You've got the kind of adoptees who still believe their birthparents "abandoned" them because they were female, then you got the adoptees screaming that they're "grateful and lucky," the adoptees who hate "white supremacy" and thus don't believe white people should be adopting people of color, the adoptees who say we're all "human trafficking victims" and "victims of cultural genocide," the adoptees who want to be white, the adoptees who are chasing a false ideal of Asianess...it is a hot mess of heated opinions where everyone is in their own private echo chamber and no one can listen. Adoptees insisting they don't want to look for their birthfamily, adoptees insisting that everyone who believes they don't want to look for their birthfamily is lying or in the fog, the adoptees who hate their adoptive parents and the adoptees who cling to them.

All in all, it is not a cohesive group and I feel like I'm walking on eggshells and landing on landmines every time I try to speak. 

There is a lot of pressure to pretend that we are all alike and an additional pressure to tell adoptive parents we all get along--but honestly, I don't feel any sacred connection and I think people should respect that just because we're all Chinese doesn't mean we're all the same. I know there's a kind of tribalism right now where we're all supposed to root for one another and be on the same side because our skin color matches and we have a similar background, but every adoptee is different and unique.

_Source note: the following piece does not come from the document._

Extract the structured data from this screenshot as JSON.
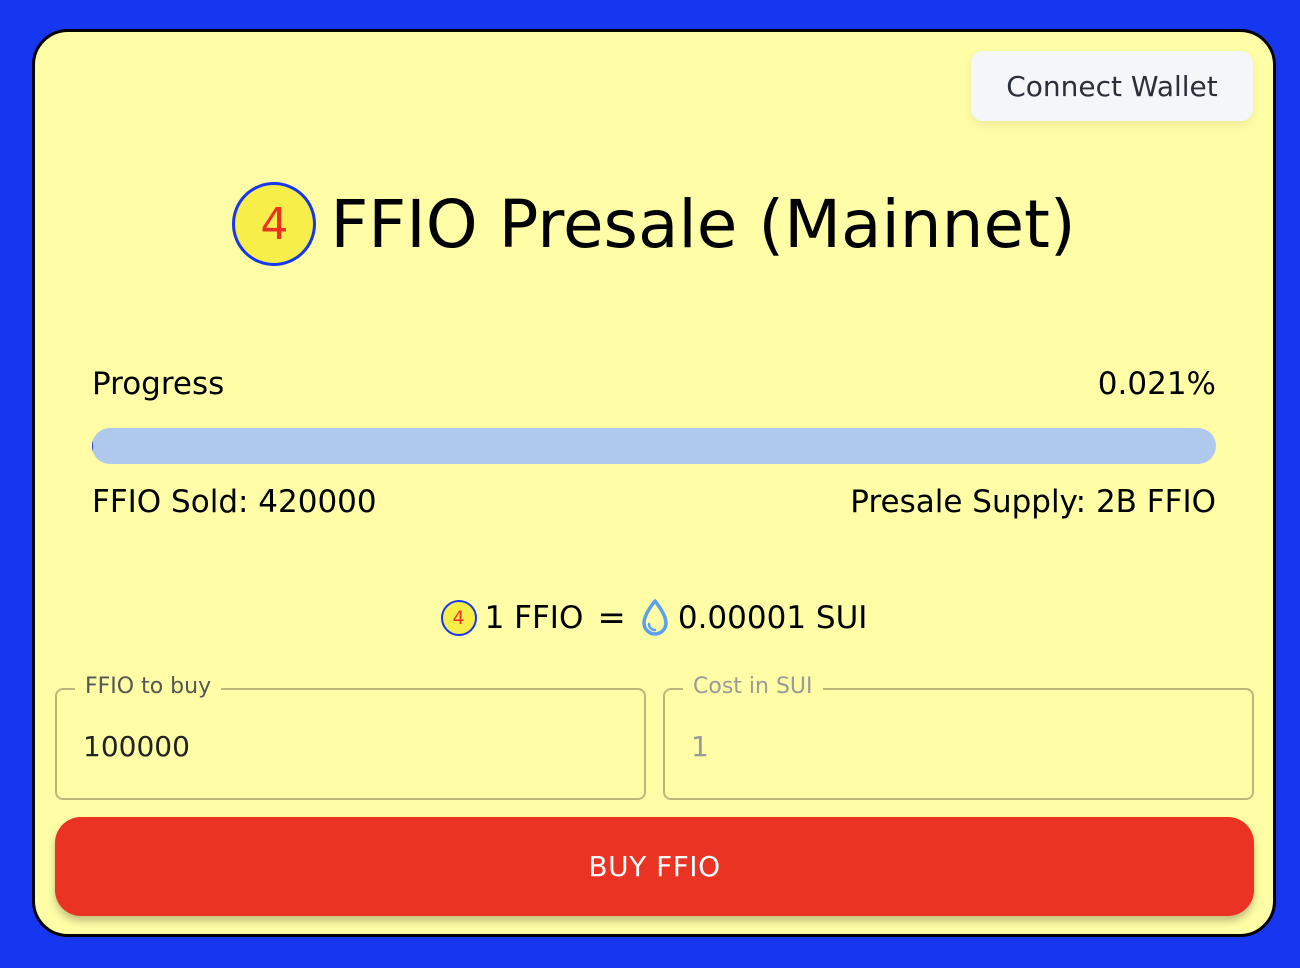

I can say that I do not hold the same opinions as others and I don't like being forced to agree. I don't like pile-on culture and I don't like when people ostracize others. I also don't like blind collectivism and I think we should be allowed to disagree. My experience growing up has been great. I was never made fun of for my ethnicity, culture, or adoption. I understand some people have though and that really, truly sucks, but every time I get involved in some adoptee group, I feel stuck in some vortex where all we can ever talk about is #race and #representation and #racism. Yes, we get it: we're Chinese transracial adoptees, and I've had this conversation more times than you will know. I'm tired! There's got to be more to life than just rooting for people who look like us. There's got to be more to being a Chinese adoptee than complaining about racism. 

I don't want my membership card to the adoption community to be inexplicably tied to my status as a perpetual victim.

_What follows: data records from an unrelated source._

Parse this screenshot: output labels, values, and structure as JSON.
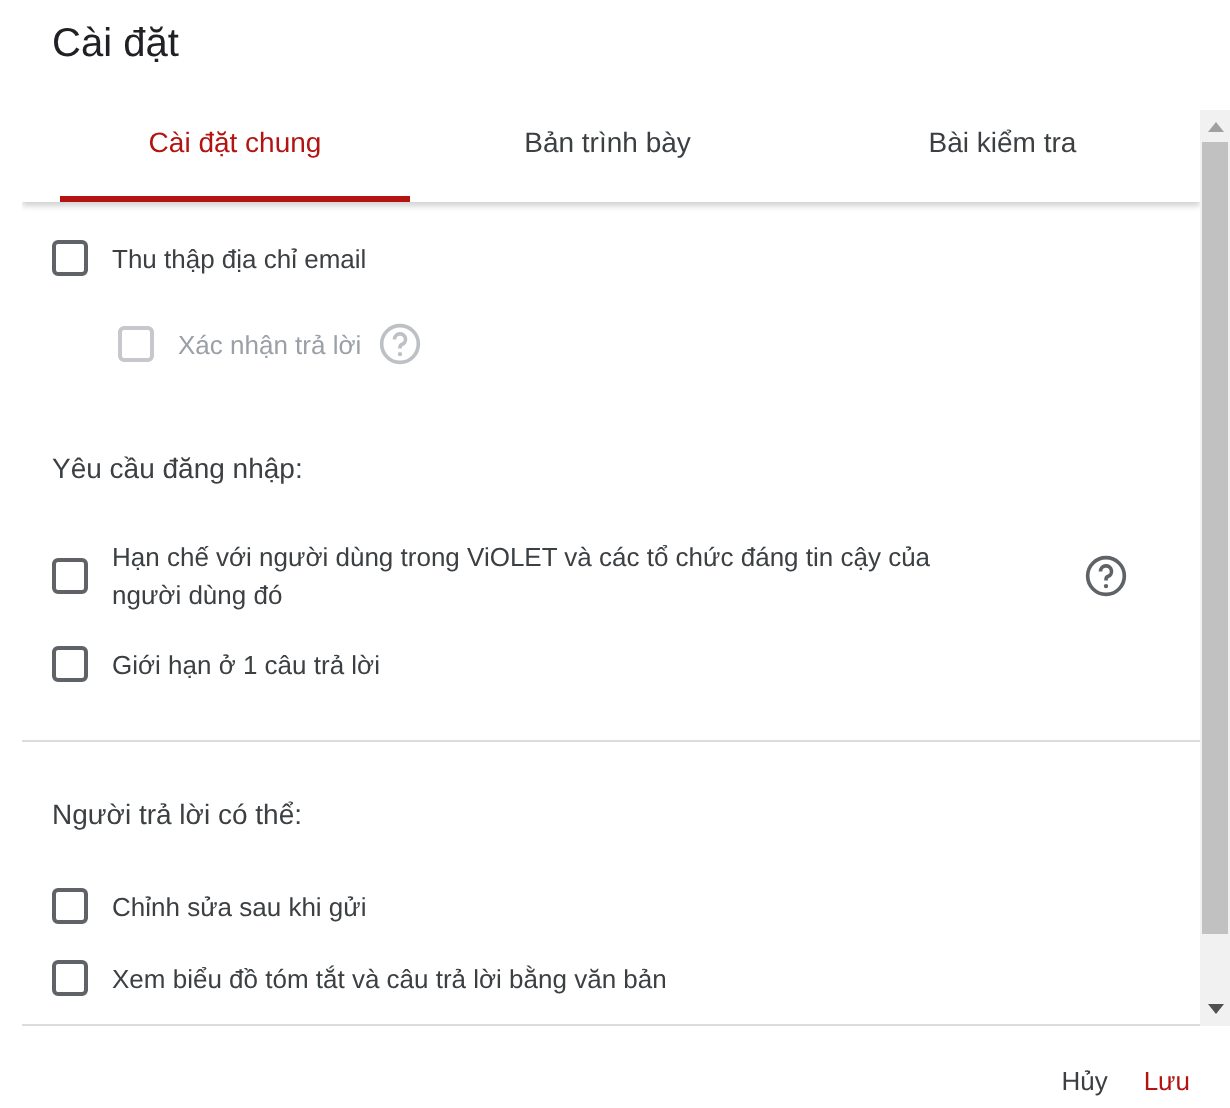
{
  "title": "Cài đặt",
  "tabs": [
    {
      "label": "Cài đặt chung",
      "selected": true
    },
    {
      "label": "Bản trình bày",
      "selected": false
    },
    {
      "label": "Bài kiểm tra",
      "selected": false
    }
  ],
  "items": [
    {
      "kind": "checkbox",
      "label": "Thu thập địa chỉ email",
      "checked": false,
      "disabled": false,
      "help": false,
      "children": [
        {
          "label": "Xác nhận trả lời",
          "checked": false,
          "disabled": true,
          "help": true
        }
      ]
    },
    {
      "kind": "heading",
      "label": "Yêu cầu đăng nhập:"
    },
    {
      "kind": "checkbox",
      "label": "Hạn chế với người dùng trong ViOLET và các tổ chức đáng tin cậy của người dùng đó",
      "checked": false,
      "disabled": false,
      "help": true
    },
    {
      "kind": "checkbox",
      "label": "Giới hạn ở 1 câu trả lời",
      "checked": false,
      "disabled": false,
      "help": false
    },
    {
      "kind": "divider"
    },
    {
      "kind": "heading",
      "label": "Người trả lời có thể:"
    },
    {
      "kind": "checkbox",
      "label": "Chỉnh sửa sau khi gửi",
      "checked": false,
      "disabled": false,
      "help": false
    },
    {
      "kind": "checkbox",
      "label": "Xem biểu đồ tóm tắt và câu trả lời bằng văn bản",
      "checked": false,
      "disabled": false,
      "help": false
    }
  ],
  "buttons": [
    {
      "label": "Hủy",
      "kind": "cancel"
    },
    {
      "label": "Lưu",
      "kind": "primary"
    }
  ]
}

My one adoptee friend gets along better with international students, she insists. Half my orphanage group will date only white guys and like to get tan in the summer, the other half only date Asian guys and subscribe to the Asian beauty standard of pale, pale, pale.

I've had international friends and adoptee friends and Chinese American friends--and not because of what "category" of person they were. Yet, I do most closely identify with being Chinese American because that's how I feel I grew up.

I do not uphold the transracial adoption community's ideal of racial limbo, where time and time again I'm expected to say I'm perpetually vacillating between white and Asian, stuck forever in some haunted in-between void. I'm very confidently Chinese American. I'm as Chinese American as any of my Chinese American friends and I'm proud of them and of who I am. Sure, you can disagree with me, say that adoptees need to stick together no matter what because we're all the same in the end and need each other, but I've never felt more alone than being in a group of adoptees.